Monday, April 19, 2010

Editing adventures and a question of GORE-not that one




Tonight, I spent three hours reading and line-editing the first five pages of a friend's scifi novel. This guy's got skills, so it was a pleasure...except for the part that gore-d me out. At least this morbidity drove the storyline and had a point.

After all the Bones, CSI's, and even medical dramas like House, I'm getting wary of the "gritty realism" that gives me nightmares and/or alternately keeps me up for many sleepless hours. Is it necessary? Huh? Dan Brown, I'm talking to you.

When is gore necessary to fiction? When is it gratuitous? Can writers tell the difference?
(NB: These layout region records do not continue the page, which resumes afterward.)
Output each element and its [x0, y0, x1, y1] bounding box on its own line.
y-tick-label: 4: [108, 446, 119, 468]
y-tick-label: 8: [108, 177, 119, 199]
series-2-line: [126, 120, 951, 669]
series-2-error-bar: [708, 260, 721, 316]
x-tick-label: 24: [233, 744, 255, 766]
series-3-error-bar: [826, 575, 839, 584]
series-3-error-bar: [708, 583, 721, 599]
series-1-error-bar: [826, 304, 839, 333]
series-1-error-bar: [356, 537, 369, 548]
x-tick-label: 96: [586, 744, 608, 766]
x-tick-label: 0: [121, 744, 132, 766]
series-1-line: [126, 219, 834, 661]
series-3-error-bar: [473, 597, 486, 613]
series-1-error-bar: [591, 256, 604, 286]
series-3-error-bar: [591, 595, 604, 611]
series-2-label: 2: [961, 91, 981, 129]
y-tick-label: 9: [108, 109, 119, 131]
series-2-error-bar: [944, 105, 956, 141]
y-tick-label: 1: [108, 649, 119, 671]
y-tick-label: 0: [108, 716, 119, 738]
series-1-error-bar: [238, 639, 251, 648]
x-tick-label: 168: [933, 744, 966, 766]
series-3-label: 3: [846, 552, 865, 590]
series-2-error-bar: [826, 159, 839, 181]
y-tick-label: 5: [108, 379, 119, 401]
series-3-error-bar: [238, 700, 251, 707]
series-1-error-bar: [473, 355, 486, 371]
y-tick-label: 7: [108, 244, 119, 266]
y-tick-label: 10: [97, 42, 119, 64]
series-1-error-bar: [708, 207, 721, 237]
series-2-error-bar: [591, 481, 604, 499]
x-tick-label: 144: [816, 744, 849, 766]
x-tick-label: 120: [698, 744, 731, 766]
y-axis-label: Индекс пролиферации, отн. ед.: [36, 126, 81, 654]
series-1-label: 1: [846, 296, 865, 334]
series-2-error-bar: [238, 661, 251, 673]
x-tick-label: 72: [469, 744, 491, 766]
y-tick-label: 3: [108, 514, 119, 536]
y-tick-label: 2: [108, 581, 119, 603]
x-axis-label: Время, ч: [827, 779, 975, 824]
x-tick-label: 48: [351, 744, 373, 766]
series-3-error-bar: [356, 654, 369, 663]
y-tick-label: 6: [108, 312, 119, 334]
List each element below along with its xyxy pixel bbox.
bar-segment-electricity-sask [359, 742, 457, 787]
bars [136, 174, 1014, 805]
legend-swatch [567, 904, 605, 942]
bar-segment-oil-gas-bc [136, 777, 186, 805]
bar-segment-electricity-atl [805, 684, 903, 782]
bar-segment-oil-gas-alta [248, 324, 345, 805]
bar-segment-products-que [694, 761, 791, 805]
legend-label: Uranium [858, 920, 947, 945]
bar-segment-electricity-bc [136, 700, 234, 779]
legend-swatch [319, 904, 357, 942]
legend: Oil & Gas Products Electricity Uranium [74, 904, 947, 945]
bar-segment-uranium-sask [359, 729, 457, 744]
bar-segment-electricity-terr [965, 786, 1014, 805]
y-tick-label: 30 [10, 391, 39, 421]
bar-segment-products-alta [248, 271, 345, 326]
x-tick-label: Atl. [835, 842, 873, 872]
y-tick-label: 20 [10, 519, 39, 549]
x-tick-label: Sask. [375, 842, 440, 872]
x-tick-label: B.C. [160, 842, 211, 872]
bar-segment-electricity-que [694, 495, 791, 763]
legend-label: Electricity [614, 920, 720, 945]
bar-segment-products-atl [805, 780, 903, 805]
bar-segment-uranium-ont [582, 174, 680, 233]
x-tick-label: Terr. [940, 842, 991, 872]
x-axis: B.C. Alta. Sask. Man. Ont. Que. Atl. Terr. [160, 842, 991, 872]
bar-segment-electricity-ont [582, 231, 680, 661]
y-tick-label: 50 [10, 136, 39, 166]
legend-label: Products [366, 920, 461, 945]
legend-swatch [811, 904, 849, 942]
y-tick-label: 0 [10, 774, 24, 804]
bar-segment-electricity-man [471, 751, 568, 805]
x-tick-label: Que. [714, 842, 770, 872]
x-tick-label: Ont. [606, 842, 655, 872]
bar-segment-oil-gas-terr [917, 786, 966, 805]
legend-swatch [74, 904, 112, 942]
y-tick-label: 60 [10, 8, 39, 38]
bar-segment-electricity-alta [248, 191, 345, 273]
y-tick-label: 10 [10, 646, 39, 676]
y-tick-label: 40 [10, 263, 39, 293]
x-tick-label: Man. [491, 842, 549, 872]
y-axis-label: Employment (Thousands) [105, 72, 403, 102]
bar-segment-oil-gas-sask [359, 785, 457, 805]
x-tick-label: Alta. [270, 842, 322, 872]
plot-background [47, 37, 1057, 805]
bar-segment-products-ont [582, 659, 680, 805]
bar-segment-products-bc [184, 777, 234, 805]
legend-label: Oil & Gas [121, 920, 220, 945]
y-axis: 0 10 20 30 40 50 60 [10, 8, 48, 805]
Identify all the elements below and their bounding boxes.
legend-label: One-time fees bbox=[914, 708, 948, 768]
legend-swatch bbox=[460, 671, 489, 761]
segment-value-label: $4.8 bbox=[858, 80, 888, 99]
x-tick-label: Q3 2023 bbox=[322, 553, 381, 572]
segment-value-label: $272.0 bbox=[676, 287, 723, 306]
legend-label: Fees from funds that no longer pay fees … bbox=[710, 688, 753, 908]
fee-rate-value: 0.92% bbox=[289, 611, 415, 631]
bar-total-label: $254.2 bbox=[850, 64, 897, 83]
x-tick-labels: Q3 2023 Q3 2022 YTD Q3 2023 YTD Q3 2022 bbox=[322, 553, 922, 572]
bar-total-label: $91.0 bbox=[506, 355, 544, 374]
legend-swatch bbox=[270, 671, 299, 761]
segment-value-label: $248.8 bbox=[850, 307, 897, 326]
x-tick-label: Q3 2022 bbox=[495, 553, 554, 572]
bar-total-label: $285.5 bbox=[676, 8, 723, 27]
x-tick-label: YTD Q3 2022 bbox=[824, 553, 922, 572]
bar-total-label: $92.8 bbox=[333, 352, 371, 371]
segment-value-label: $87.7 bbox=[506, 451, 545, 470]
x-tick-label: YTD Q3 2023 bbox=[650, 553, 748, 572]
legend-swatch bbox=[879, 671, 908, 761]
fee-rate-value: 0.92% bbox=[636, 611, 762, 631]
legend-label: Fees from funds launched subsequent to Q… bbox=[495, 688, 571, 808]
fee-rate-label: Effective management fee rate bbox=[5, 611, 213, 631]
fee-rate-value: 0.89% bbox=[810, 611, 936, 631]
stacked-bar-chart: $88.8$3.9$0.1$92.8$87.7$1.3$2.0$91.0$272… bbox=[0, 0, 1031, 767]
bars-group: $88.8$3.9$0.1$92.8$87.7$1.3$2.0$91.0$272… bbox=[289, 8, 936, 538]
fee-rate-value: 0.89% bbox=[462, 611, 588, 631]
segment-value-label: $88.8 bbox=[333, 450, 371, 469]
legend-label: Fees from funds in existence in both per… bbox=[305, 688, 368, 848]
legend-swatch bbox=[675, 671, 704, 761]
Can readers?

I'm interested in your point of view. Do you think GORE has its place in literature? Or do you believe--as I lean--that sex and violence are the tools of poor salesmen? Ha! Incited yet? Answer in the comments section.

1 comment:

  1. Gore, sex and violence can indeed be used in place of good story telling, but at the same time so can religious dogma, vampires and relationships. Your target audience is what matters. A gory morbid sci-fi book may hit its audience right on the nose but a gory morbid child's story is not they goal.

    It all is a matter of appropriateness. Yes gore has its place in literature, but that is just is, its place.